Mei Suyu, Flemington Erik K, Zhang Kun
Software College, Shenyang Normal University, Shenyang, 110034, China.
Integr Biol (Camb). 2017 Jul 17;9(7):595-606. doi: 10.1039/c7ib00013h.
Recognition of indirect interactions is instrumental to in silico reconstruction of signaling pathways and sheds light on the exploration of unknown physical paths between two indirectly interacting genes. However, very limited computational methods have explicitly exploited the indirect interactions with experimental evidence thus far. In this work, we attempt to distinguish direct versus indirect interactions in human functional protein-protein interaction (PPI) networks via a predictive l-regularized logistic regression model built on the experimental data. The l-regularized logistic regression method is adopted to counteract the potential homolog noise and reduce the computational complexity on large training data. Computational results show that the proposed model demonstrates promising performance even though the training data are highly skewed. From the 304 799 PPIs that are curated in several databases, the proposed method detects 23 131 indirect interactions, most of which have been verified by the breadth-first graph search algorithm to find dozens of physical paths between the interacting partners. Pathway enrichment analysis shows that most of the physical paths can be mapped onto more than one human signaling pathway, indicating that there do exist a series of biochemical signals between the two indirectly interacting genes. The interactome-scale computational results promise to provide useful cues to the following applications: (1) exploration of unknown physical PPIs or physical paths between two indirectly interacting genes; (2) amending or extending the existing signaling pathways; (3) recognition of the physical PPIs for druggable target discovery.

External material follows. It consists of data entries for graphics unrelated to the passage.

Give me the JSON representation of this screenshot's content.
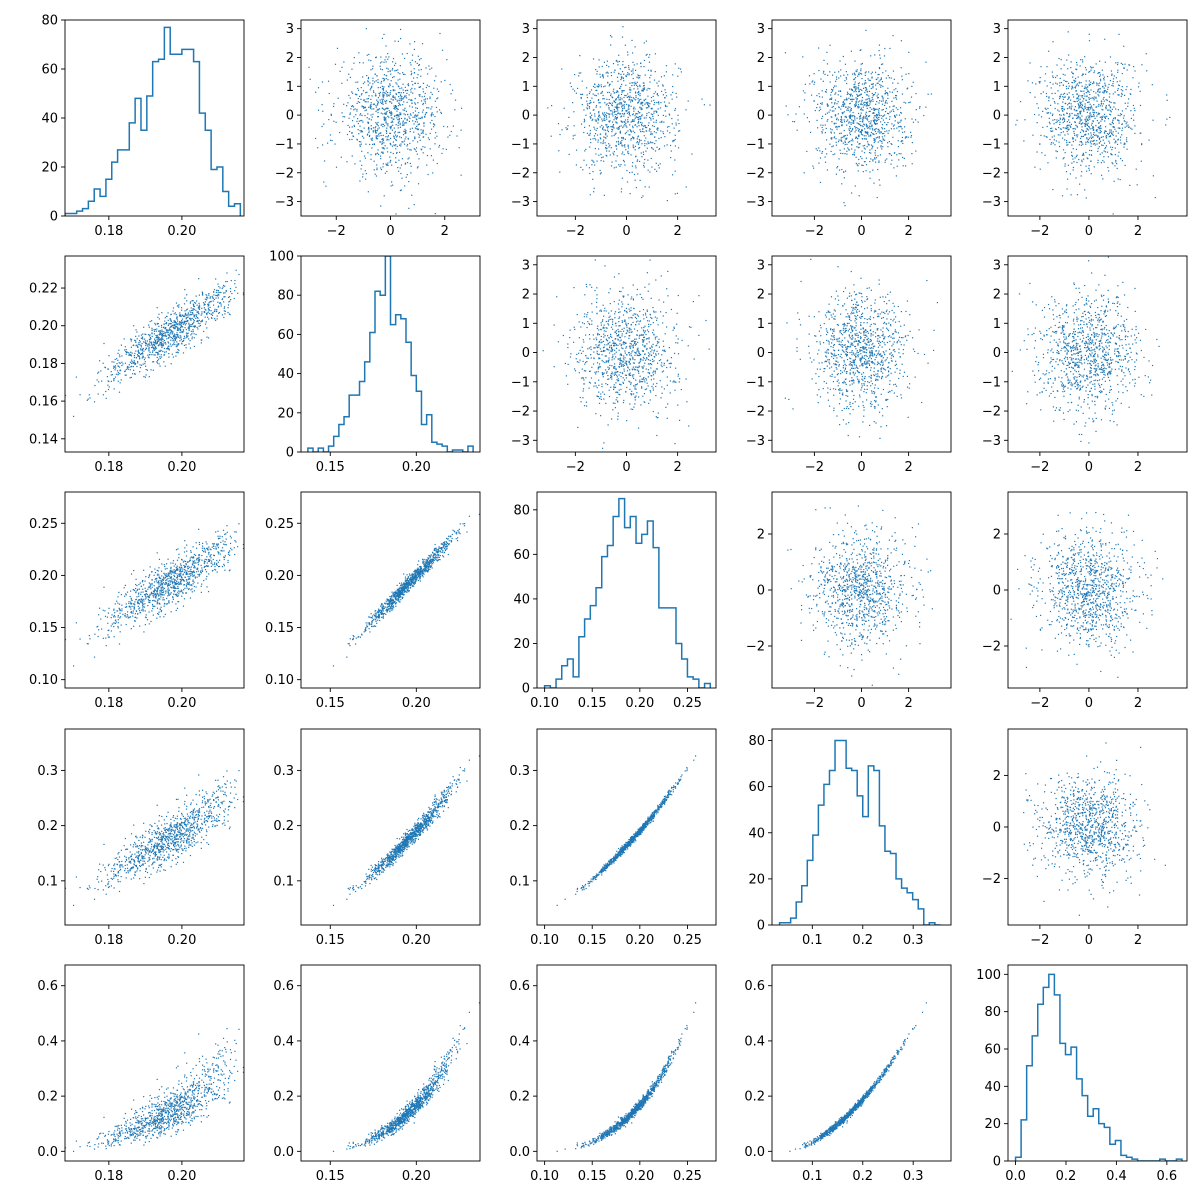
{
  "chart_data": {
    "type": "scatter-matrix",
    "dimensions": 5,
    "marker_color": "#1f77b4",
    "points_per_scatter": 1000,
    "grid": false,
    "panels": [
      {
        "row": 0,
        "col": 0,
        "type": "hist",
        "xlim": [
          0.168,
          0.217
        ],
        "ylim": [
          0,
          80
        ],
        "xticks": [
          0.18,
          0.2
        ],
        "yticks": [
          0,
          20,
          40,
          60,
          80
        ],
        "bins": [
          0.168,
          0.1696,
          0.1712,
          0.1728,
          0.1744,
          0.176,
          0.1776,
          0.1792,
          0.1808,
          0.1824,
          0.184,
          0.1856,
          0.1872,
          0.1888,
          0.1904,
          0.192,
          0.1936,
          0.1952,
          0.1968,
          0.1984,
          0.2,
          0.2016,
          0.2032,
          0.2048,
          0.2064,
          0.208,
          0.2096,
          0.2112,
          0.2128,
          0.2144,
          0.216
        ],
        "counts": [
          1,
          1,
          2,
          3,
          6,
          11,
          8,
          15,
          22,
          27,
          27,
          38,
          48,
          35,
          49,
          63,
          64,
          77,
          66,
          66,
          68,
          68,
          63,
          42,
          35,
          19,
          20,
          10,
          4,
          5
        ]
      },
      {
        "row": 0,
        "col": 1,
        "type": "scatter",
        "dist": "normal",
        "xlim": [
          -3.3,
          3.3
        ],
        "ylim": [
          -3.5,
          3.3
        ],
        "xticks": [
          -2,
          0,
          2
        ],
        "yticks": [
          -3,
          -2,
          -1,
          0,
          1,
          2,
          3
        ]
      },
      {
        "row": 0,
        "col": 2,
        "type": "scatter",
        "dist": "normal",
        "xlim": [
          -3.5,
          3.5
        ],
        "ylim": [
          -3.5,
          3.3
        ],
        "xticks": [
          -2,
          0,
          2
        ],
        "yticks": [
          -3,
          -2,
          -1,
          0,
          1,
          2,
          3
        ]
      },
      {
        "row": 0,
        "col": 3,
        "type": "scatter",
        "dist": "normal",
        "xlim": [
          -3.8,
          3.8
        ],
        "ylim": [
          -3.5,
          3.3
        ],
        "xticks": [
          -2,
          0,
          2
        ],
        "yticks": [
          -3,
          -2,
          -1,
          0,
          1,
          2,
          3
        ]
      },
      {
        "row": 0,
        "col": 4,
        "type": "scatter",
        "dist": "normal",
        "xlim": [
          -3.3,
          4.0
        ],
        "ylim": [
          -3.5,
          3.3
        ],
        "xticks": [
          -2,
          0,
          2
        ],
        "yticks": [
          -3,
          -2,
          -1,
          0,
          1,
          2,
          3
        ]
      },
      {
        "row": 1,
        "col": 0,
        "type": "scatter",
        "relation": {
          "from": 0,
          "to": 1,
          "slope": 1.25,
          "offset": -0.05,
          "noise": 0.006
        },
        "xlim": [
          0.168,
          0.217
        ],
        "ylim": [
          0.133,
          0.237
        ],
        "xticks": [
          0.18,
          0.2
        ],
        "yticks": [
          0.14,
          0.16,
          0.18,
          0.2,
          0.22
        ]
      },
      {
        "row": 1,
        "col": 1,
        "type": "hist",
        "xlim": [
          0.133,
          0.237
        ],
        "ylim": [
          0,
          100
        ],
        "xticks": [
          0.15,
          0.2
        ],
        "yticks": [
          0,
          20,
          40,
          60,
          80,
          100
        ],
        "bins": [
          0.137,
          0.14,
          0.143,
          0.146,
          0.149,
          0.152,
          0.155,
          0.158,
          0.161,
          0.164,
          0.167,
          0.17,
          0.173,
          0.176,
          0.179,
          0.182,
          0.185,
          0.188,
          0.191,
          0.194,
          0.197,
          0.2,
          0.203,
          0.206,
          0.209,
          0.212,
          0.215,
          0.218,
          0.221,
          0.224,
          0.227,
          0.23,
          0.233
        ],
        "counts": [
          2,
          0,
          2,
          0,
          3,
          8,
          14,
          18,
          29,
          29,
          36,
          46,
          61,
          82,
          80,
          100,
          65,
          70,
          68,
          56,
          39,
          31,
          14,
          19,
          5,
          4,
          3,
          0,
          1,
          1,
          0,
          3
        ]
      },
      {
        "row": 1,
        "col": 2,
        "type": "scatter",
        "dist": "normal",
        "xlim": [
          -3.5,
          3.5
        ],
        "ylim": [
          -3.4,
          3.3
        ],
        "xticks": [
          -2,
          0,
          2
        ],
        "yticks": [
          -3,
          -2,
          -1,
          0,
          1,
          2,
          3
        ]
      },
      {
        "row": 1,
        "col": 3,
        "type": "scatter",
        "dist": "normal",
        "xlim": [
          -3.8,
          3.8
        ],
        "ylim": [
          -3.4,
          3.3
        ],
        "xticks": [
          -2,
          0,
          2
        ],
        "yticks": [
          -3,
          -2,
          -1,
          0,
          1,
          2,
          3
        ]
      },
      {
        "row": 1,
        "col": 4,
        "type": "scatter",
        "dist": "normal",
        "xlim": [
          -3.3,
          4.0
        ],
        "ylim": [
          -3.4,
          3.3
        ],
        "xticks": [
          -2,
          0,
          2
        ],
        "yticks": [
          -3,
          -2,
          -1,
          0,
          1,
          2,
          3
        ]
      },
      {
        "row": 2,
        "col": 0,
        "type": "scatter",
        "relation": {
          "from": 0,
          "to": 2,
          "slope": 3.0,
          "offset": -0.4,
          "noise": 0.012
        },
        "xlim": [
          0.168,
          0.217
        ],
        "ylim": [
          0.092,
          0.28
        ],
        "xticks": [
          0.18,
          0.2
        ],
        "yticks": [
          0.1,
          0.15,
          0.2,
          0.25
        ]
      },
      {
        "row": 2,
        "col": 1,
        "type": "scatter",
        "relation": {
          "from": 1,
          "to": 2,
          "slope": 1.7,
          "offset": -0.14,
          "noise": 0.004
        },
        "xlim": [
          0.133,
          0.237
        ],
        "ylim": [
          0.092,
          0.28
        ],
        "xticks": [
          0.15,
          0.2
        ],
        "yticks": [
          0.1,
          0.15,
          0.2,
          0.25
        ]
      },
      {
        "row": 2,
        "col": 2,
        "type": "hist",
        "xlim": [
          0.092,
          0.28
        ],
        "ylim": [
          0,
          88
        ],
        "xticks": [
          0.1,
          0.15,
          0.2,
          0.25
        ],
        "yticks": [
          0,
          20,
          40,
          60,
          80
        ],
        "bins": [
          0.1,
          0.106,
          0.112,
          0.118,
          0.124,
          0.13,
          0.136,
          0.142,
          0.148,
          0.154,
          0.16,
          0.166,
          0.172,
          0.178,
          0.184,
          0.19,
          0.196,
          0.202,
          0.208,
          0.214,
          0.22,
          0.226,
          0.232,
          0.238,
          0.244,
          0.25,
          0.256,
          0.262,
          0.268,
          0.274
        ],
        "counts": [
          1,
          0,
          4,
          10,
          13,
          5,
          23,
          31,
          37,
          45,
          59,
          64,
          77,
          85,
          72,
          77,
          65,
          69,
          75,
          63,
          36,
          36,
          36,
          20,
          13,
          5,
          4,
          0,
          2
        ]
      },
      {
        "row": 2,
        "col": 3,
        "type": "scatter",
        "dist": "normal",
        "xlim": [
          -3.8,
          3.8
        ],
        "ylim": [
          -3.5,
          3.5
        ],
        "xticks": [
          -2,
          0,
          2
        ],
        "yticks": [
          -2,
          0,
          2
        ]
      },
      {
        "row": 2,
        "col": 4,
        "type": "scatter",
        "dist": "normal",
        "xlim": [
          -3.3,
          4.0
        ],
        "ylim": [
          -3.5,
          3.5
        ],
        "xticks": [
          -2,
          0,
          2
        ],
        "yticks": [
          -2,
          0,
          2
        ]
      },
      {
        "row": 3,
        "col": 0,
        "type": "scatter",
        "relation": {
          "from": 0,
          "to": 3,
          "slope": 5.5,
          "offset": -0.9,
          "noise": 0.022
        },
        "xlim": [
          0.168,
          0.217
        ],
        "ylim": [
          0.02,
          0.375
        ],
        "xticks": [
          0.18,
          0.2
        ],
        "yticks": [
          0.1,
          0.2,
          0.3
        ]
      },
      {
        "row": 3,
        "col": 1,
        "type": "scatter",
        "relation": {
          "from": 1,
          "to": 3,
          "slope": 3.1,
          "offset": -0.43,
          "noise": 0.012
        },
        "xlim": [
          0.133,
          0.237
        ],
        "ylim": [
          0.02,
          0.375
        ],
        "xticks": [
          0.15,
          0.2
        ],
        "yticks": [
          0.1,
          0.2,
          0.3
        ]
      },
      {
        "row": 3,
        "col": 2,
        "type": "scatter",
        "relation": {
          "from": 2,
          "to": 3,
          "curve": "square",
          "noise": 0.004
        },
        "xlim": [
          0.092,
          0.28
        ],
        "ylim": [
          0.02,
          0.375
        ],
        "xticks": [
          0.1,
          0.15,
          0.2,
          0.25
        ],
        "yticks": [
          0.1,
          0.2,
          0.3
        ]
      },
      {
        "row": 3,
        "col": 3,
        "type": "hist",
        "xlim": [
          0.02,
          0.375
        ],
        "ylim": [
          0,
          85
        ],
        "xticks": [
          0.1,
          0.2,
          0.3
        ],
        "yticks": [
          0,
          20,
          40,
          60,
          80
        ],
        "bins": [
          0.035,
          0.046,
          0.057,
          0.068,
          0.079,
          0.09,
          0.101,
          0.112,
          0.123,
          0.134,
          0.145,
          0.156,
          0.167,
          0.178,
          0.189,
          0.2,
          0.211,
          0.222,
          0.233,
          0.244,
          0.255,
          0.266,
          0.277,
          0.288,
          0.299,
          0.31,
          0.321,
          0.332,
          0.343,
          0.354
        ],
        "counts": [
          1,
          1,
          3,
          10,
          17,
          28,
          39,
          52,
          61,
          67,
          80,
          80,
          68,
          67,
          56,
          47,
          69,
          67,
          43,
          32,
          31,
          20,
          16,
          14,
          11,
          7,
          0,
          1,
          0
        ]
      },
      {
        "row": 3,
        "col": 4,
        "type": "scatter",
        "dist": "normal",
        "xlim": [
          -3.3,
          4.0
        ],
        "ylim": [
          -3.8,
          3.8
        ],
        "xticks": [
          -2,
          0,
          2
        ],
        "yticks": [
          -2,
          0,
          2
        ]
      },
      {
        "row": 4,
        "col": 0,
        "type": "scatter",
        "relation": {
          "from": 0,
          "to": 4,
          "curve": "exp",
          "noise": 0.045
        },
        "xlim": [
          0.168,
          0.217
        ],
        "ylim": [
          -0.035,
          0.675
        ],
        "xticks": [
          0.18,
          0.2
        ],
        "yticks": [
          0.0,
          0.2,
          0.4,
          0.6
        ]
      },
      {
        "row": 4,
        "col": 1,
        "type": "scatter",
        "relation": {
          "from": 1,
          "to": 4,
          "curve": "exp",
          "noise": 0.03
        },
        "xlim": [
          0.133,
          0.237
        ],
        "ylim": [
          -0.035,
          0.675
        ],
        "xticks": [
          0.15,
          0.2
        ],
        "yticks": [
          0.0,
          0.2,
          0.4,
          0.6
        ]
      },
      {
        "row": 4,
        "col": 2,
        "type": "scatter",
        "relation": {
          "from": 2,
          "to": 4,
          "curve": "exp",
          "noise": 0.012
        },
        "xlim": [
          0.092,
          0.28
        ],
        "ylim": [
          -0.035,
          0.675
        ],
        "xticks": [
          0.1,
          0.15,
          0.2,
          0.25
        ],
        "yticks": [
          0.0,
          0.2,
          0.4,
          0.6
        ]
      },
      {
        "row": 4,
        "col": 3,
        "type": "scatter",
        "relation": {
          "from": 3,
          "to": 4,
          "curve": "square",
          "noise": 0.006
        },
        "xlim": [
          0.02,
          0.375
        ],
        "ylim": [
          -0.035,
          0.675
        ],
        "xticks": [
          0.1,
          0.2,
          0.3
        ],
        "yticks": [
          0.0,
          0.2,
          0.4,
          0.6
        ]
      },
      {
        "row": 4,
        "col": 4,
        "type": "hist",
        "xlim": [
          -0.03,
          0.68
        ],
        "ylim": [
          0,
          105
        ],
        "xticks": [
          0.0,
          0.2,
          0.4,
          0.6
        ],
        "yticks": [
          0,
          20,
          40,
          60,
          80,
          100
        ],
        "bins": [
          0.0,
          0.022,
          0.044,
          0.066,
          0.088,
          0.11,
          0.132,
          0.154,
          0.176,
          0.198,
          0.22,
          0.242,
          0.264,
          0.286,
          0.308,
          0.33,
          0.352,
          0.374,
          0.396,
          0.418,
          0.44,
          0.462,
          0.484,
          0.506,
          0.528,
          0.55,
          0.572,
          0.594,
          0.616,
          0.638,
          0.66
        ],
        "counts": [
          2,
          22,
          51,
          67,
          84,
          93,
          100,
          89,
          63,
          57,
          61,
          44,
          35,
          24,
          28,
          20,
          18,
          9,
          11,
          3,
          2,
          1,
          0,
          0,
          0,
          0,
          1,
          0,
          0,
          1
        ]
      }
    ]
  }
}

识别间接相互作用有助于在计算机上重建信号通路,并为探索两个间接相互作用基因之间未知的物理路径提供线索。然而,到目前为止,非常有限的计算方法明确利用了带有实验证据的间接相互作用。在这项工作中,我们试图通过基于实验数据构建的预测性 l 正则化逻辑回归模型,在人类功能性蛋白质 - 蛋白质相互作用(PPI)网络中区分直接相互作用和间接相互作用。采用 l 正则化逻辑回归方法来抵消潜在的同源噪声,并降低对大型训练数据的计算复杂度。计算结果表明,即使训练数据高度不均衡,所提出的模型仍表现出良好的性能。从多个数据库中整理的 304799 个 PPI 中,该方法检测到 23131 个间接相互作用,其中大部分已通过广度优先图搜索算法验证,以找到相互作用伙伴之间的数十条物理路径。通路富集分析表明,大多数物理路径可以映射到不止一条人类信号通路上,这表明在两个间接相互作用的基因之间确实存在一系列生化信号。全蛋白质组规模的计算结果有望为以下应用提供有用线索:(1)探索两个间接相互作用基因之间未知的物理 PPI 或物理路径;(2)修正或扩展现有的信号通路;(3)识别用于药物靶点发现的物理 PPI。